Don’t mention the M-word: are mutant X-Men about to show up en masse in Spider-Man: Brand New Day?
An intriguing chat about warped DNA in the record-breaking trailer for the new Spider-Man movie could mean a host of long-awaited arrivals in the MCU
There was a time when the mere mention of the term “mutant” in the Marvel Cinematic Universe was frowned upon. Rival studio 20th Century Fox owned the rights to the X-Men and with it the whole idea of a parallel branch of humanity, which meant superheroes were contractually obliged to have received their powers from somewhere else. Radioactive accidents, experimental serums, infinity stones, the bite of an unusually committed arachnid: Marvel tried them all, but left the mutation thing alone. Occasionally, comic book icons such as Scarlet Witch were retconned in the MCU to remove their X-gene origins, but for the most part, the very notion of mutation seemed to be placed under narrative quarantine – as if this were a door the studio had quietly agreed not to open.
This week saw the record-breaking release of the debut teaser trailer for Spider-Man: Brand New Day, and it was immediately clear that something had changed. We all know the X-Men are coming to the MCU: Deadpool and Wolverine have already had their own movies, while various mutants have turned up in post-credit scenes and brief multiversal detours. Now Spidey seems to be edging close to the same territory.
The new promo sees Peter Parker making his way in a world where nobody knows who he is. Ned and MJ are oblivious to the fact he’s Spider-Man, and don’t even remember his face, thanks to the memory-wipe spell Doctor Strange cast at the end of Spider-Man: No Way Home. But this is far from his biggest problem, because the wallcrawler seems to be transforming into something a lot more arachnid-like: organic webs are everywhere, and if that doesn’t seem so bad (Tobey Maguire’s Spidey had them, after all), there’s something far more sinister about those red and black eyes. It’s as if David Cronenberg has suddenly touched down in the MCU, bringing with him several deeply unpleasant ideas about what it means when human DNA starts experimenting with alternative arrangements.
Coupled with widespread rumours that Stranger Things’ Sadie Sink could be playing a young Jean Grey in Brand New Day, this all feels a lot like the MCU trying the M-word out in the mirror to see if it fits.
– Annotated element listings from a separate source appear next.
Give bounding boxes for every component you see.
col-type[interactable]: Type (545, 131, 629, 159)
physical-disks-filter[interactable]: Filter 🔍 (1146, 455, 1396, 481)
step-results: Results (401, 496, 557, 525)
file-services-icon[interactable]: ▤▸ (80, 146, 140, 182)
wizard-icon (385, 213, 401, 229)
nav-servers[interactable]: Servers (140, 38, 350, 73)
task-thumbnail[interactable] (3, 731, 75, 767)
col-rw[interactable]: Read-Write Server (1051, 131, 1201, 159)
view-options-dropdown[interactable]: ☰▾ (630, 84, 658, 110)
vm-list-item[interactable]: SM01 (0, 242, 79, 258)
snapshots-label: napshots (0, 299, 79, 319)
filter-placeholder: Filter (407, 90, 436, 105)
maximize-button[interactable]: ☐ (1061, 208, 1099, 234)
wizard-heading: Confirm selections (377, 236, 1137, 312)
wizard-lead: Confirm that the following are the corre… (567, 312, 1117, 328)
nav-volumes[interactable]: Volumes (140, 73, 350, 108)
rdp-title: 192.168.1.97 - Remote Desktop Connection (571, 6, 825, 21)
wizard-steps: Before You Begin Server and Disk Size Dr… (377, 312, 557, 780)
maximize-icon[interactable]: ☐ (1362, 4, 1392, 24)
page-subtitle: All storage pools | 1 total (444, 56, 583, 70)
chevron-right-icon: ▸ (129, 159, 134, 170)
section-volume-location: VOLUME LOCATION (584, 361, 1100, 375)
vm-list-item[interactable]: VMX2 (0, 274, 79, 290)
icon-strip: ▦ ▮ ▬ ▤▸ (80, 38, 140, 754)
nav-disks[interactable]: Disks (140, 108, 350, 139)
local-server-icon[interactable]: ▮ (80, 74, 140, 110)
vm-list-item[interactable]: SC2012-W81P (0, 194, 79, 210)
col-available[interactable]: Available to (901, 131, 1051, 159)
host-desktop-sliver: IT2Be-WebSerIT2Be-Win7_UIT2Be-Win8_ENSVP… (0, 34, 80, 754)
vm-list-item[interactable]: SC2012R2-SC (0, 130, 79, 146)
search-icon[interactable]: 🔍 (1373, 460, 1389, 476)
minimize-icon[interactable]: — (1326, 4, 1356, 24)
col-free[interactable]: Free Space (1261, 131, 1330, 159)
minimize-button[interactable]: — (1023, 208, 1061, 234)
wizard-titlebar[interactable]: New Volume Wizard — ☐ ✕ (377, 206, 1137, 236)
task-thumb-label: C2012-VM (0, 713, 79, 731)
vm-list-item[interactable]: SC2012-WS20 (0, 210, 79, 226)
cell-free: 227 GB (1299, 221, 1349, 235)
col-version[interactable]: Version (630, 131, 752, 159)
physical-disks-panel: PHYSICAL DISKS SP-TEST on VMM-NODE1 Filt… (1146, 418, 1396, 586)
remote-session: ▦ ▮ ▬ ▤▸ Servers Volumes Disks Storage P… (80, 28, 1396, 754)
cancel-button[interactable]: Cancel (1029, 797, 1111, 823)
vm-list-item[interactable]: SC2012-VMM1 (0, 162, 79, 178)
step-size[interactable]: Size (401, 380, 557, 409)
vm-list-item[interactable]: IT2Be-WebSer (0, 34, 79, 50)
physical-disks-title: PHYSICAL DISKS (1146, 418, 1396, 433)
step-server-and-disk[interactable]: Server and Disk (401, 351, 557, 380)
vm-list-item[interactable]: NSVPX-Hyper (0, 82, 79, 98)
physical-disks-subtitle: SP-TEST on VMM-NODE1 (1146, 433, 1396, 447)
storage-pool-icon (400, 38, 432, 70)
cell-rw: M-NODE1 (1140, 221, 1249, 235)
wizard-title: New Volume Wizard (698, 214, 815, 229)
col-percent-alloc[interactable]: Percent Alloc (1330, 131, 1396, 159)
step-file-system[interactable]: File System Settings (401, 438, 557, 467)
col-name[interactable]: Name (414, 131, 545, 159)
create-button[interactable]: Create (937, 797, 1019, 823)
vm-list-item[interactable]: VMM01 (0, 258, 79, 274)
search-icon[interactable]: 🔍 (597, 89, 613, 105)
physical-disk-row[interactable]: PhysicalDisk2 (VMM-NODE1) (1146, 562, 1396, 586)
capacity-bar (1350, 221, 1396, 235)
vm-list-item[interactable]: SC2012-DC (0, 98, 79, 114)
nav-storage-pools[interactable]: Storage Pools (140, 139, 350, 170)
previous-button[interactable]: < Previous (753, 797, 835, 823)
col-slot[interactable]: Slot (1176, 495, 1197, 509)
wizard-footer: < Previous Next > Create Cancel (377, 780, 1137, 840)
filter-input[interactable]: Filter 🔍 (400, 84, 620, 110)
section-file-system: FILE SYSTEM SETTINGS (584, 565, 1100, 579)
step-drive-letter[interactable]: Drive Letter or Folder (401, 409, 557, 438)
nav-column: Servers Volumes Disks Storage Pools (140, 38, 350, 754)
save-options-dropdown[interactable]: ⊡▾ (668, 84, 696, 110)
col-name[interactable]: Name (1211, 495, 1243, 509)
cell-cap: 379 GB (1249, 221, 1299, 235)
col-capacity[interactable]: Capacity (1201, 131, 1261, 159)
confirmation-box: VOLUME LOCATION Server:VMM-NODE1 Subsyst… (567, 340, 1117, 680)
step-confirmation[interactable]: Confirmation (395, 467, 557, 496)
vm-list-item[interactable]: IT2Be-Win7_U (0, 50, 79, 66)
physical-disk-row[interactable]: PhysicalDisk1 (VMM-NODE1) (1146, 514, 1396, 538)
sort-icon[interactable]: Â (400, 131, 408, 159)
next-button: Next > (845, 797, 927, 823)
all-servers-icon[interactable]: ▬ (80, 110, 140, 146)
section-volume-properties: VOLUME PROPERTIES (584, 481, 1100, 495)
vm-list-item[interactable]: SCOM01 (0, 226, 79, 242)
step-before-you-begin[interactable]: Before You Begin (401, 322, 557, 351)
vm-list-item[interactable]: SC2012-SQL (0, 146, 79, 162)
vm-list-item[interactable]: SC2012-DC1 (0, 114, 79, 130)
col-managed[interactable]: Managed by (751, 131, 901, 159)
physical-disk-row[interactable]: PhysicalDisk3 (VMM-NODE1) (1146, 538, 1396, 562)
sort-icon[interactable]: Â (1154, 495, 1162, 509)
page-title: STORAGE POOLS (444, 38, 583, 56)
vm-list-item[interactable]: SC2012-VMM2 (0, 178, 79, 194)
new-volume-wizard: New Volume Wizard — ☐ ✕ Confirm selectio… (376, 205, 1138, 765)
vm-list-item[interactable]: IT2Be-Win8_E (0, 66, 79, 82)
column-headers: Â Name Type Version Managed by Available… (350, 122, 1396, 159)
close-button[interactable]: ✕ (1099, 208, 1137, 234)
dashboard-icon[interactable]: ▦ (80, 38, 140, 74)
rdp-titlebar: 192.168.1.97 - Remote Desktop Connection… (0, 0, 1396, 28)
Mark Ruffalo’s Bruce Banner (now intriguingly de-Hulked) even warns Parker that mutating DNA could be “incredibly dangerous”. Is Spidey becoming an X-Man? Is this the alien symbiote left behind by Venom/Eddie Brock causing what now seems to be termed a “mutation”? Or is this all simply Marvel smoke and mirrors, designed to blur the definition of “mutant” before anyone has agreed what it actually means?
The chances are that this is not a massive retcon, but it could be the sly prelude to a main event that will see mutants arrive en masse in the MCU. Then again, this could just be another of Marvel’s famous teases, akin to the bit in Iron Man 3 in which we thought we had just met the Mandarin, only to discover we had in actual fact been introduced to a drunken British actor named Trevor. There is talk that the trailer might be masking the presence of other superheroes in the film, just as early footage of No Way Home pretended it only boasted one Spider-Man.
What is certain here is that Marvel has spent years carefully ringfencing the word “mutant” like a fragile heirloom, only for the new trailer to have Banner and Parker casually chatting about warping DNA. Is Sink’s Jean Grey under the hood, apparently controlling everyone’s minds? Is Cyclops about to pop out of the architecture?
There have been suggestions that Brand New Day will restore Spidey to the kind of street-level crime-fighting he’s often known for in the comics, which feels like a necessary reset after the far-out multiversal overload of No Way Home. The presence of Scorpion, the Punisher and the Hand seems to confirm this is a film in which the wallcrawler won’t be fixing timelines or punching gods. And yet all this talk of mutations seems to lean almost paradoxically in the opposite, universe-expanding direction.
It’s undoubtedly intriguing. But the risk here is all about what happens to the word “mutant” if Marvel starts using it this loosely. In the comics, the X-Men are a distinct offshoot of humanity with built-in differences that often come with consequences. If this same language is now being applied to anyone undergoing a dramatic biological rethink, the risk is that by the time Professor X and co arrive, their defining trait will already have been quietly repurposed. They will no longer be a separate, feared minority, but the latest entry in a long and growing list of people – pretty much all superheroes, in fact – who are having a tough day.